L’intelligence artificielle (IA) s’installe dans le quotidien des professionnels de l’imagerie, et modifie leur pratique de manière substantielle. Dans le cadre d’une enquête en ligne réalisée par Docteur Imago et Tech Imago entre avril et août 2024 (lire encadré), 144 d’entre eux – radiologues, manipulateurs radio, cadres de santé – ont partagé leur expérience, leur avis et leurs réflexions sur l’utilisation de l’IA dans leur métier. Les résultats mettent en lumière l’ampleur de son adoption : 66 % des répondants utilisent déjà l’IA dans leur travail.

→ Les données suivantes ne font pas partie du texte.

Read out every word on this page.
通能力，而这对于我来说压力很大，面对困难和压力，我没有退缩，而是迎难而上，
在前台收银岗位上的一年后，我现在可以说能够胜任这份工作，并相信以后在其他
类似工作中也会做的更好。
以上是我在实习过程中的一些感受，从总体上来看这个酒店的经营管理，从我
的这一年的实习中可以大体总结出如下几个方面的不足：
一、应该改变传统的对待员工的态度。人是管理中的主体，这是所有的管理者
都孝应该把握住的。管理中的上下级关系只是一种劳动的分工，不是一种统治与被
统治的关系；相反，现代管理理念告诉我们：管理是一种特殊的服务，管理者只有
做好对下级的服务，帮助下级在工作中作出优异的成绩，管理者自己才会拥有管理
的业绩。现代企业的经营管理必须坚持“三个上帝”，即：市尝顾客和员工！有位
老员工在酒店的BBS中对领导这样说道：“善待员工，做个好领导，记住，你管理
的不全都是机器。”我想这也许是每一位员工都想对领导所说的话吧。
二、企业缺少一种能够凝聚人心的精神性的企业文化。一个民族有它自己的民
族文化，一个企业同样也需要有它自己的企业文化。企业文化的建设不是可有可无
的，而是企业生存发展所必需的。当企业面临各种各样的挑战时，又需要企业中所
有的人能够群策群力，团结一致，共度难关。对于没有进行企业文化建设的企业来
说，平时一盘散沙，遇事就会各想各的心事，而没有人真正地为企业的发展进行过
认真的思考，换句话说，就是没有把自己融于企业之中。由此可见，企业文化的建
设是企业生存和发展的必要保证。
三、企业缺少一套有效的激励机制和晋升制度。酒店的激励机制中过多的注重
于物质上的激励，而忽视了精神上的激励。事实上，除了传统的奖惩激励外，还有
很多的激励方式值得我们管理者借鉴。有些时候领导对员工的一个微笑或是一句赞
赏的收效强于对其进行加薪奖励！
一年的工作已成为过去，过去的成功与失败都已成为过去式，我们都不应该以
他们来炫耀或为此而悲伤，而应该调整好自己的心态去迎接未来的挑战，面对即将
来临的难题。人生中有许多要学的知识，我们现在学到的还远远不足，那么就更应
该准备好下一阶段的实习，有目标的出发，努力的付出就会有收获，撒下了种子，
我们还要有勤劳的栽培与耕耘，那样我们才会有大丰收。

Données principales issues de l'enquête sur l'utilisation de l'intelligence artificielle dans la pratique quotidienne des radiologues menée par Docteur Imago et Tech Imago entre le 23 avril 2024 et le 22 août 2024. Les réponses majoritaires sont indiquées dans cette infographie© Docteur Imago avec Xavier Chambon. Illustration générée par IA Adobe Firefly
81 % d’utilisation chez les radiologues
Cette proportion de deux tiers des répondants souligne une pénétration croissante de cette technologie. C’est encore plus important chez les radiologues, dont 60 sur 74, soit 81 % des répondants, déclarent l’utiliser. Chez les manipulateurs radio et les cadres de santé participants, l’utilisation reste plus modérée avec 32 sur 59 utilisateurs, soit 54 % qui déclarent employer des outils d’IA. La proportion d’utilisateurs est quasiment identique dans les différents secteurs d’activité : elle approche les deux tiers pour les professionnels hospitaliers (44 utilisateurs sur 65), les professionnels libéraux (36 utilisateurs sur 54) et les professionnels mixtes (10 utilisateurs sur 15). Lorsqu’on se penche sur la fréquence d’utilisation des outils d’IA, 77 % des utilisateurs déclarent l’utiliser plusieurs fois par jour. Parmi eux, 62 % l’utilisent uniquement sur certains examens, quand 15 % l’utilisent sur tous les examens. 23 % des répondants déclarent l’utiliser quelques fois par semaine ou plus rarement.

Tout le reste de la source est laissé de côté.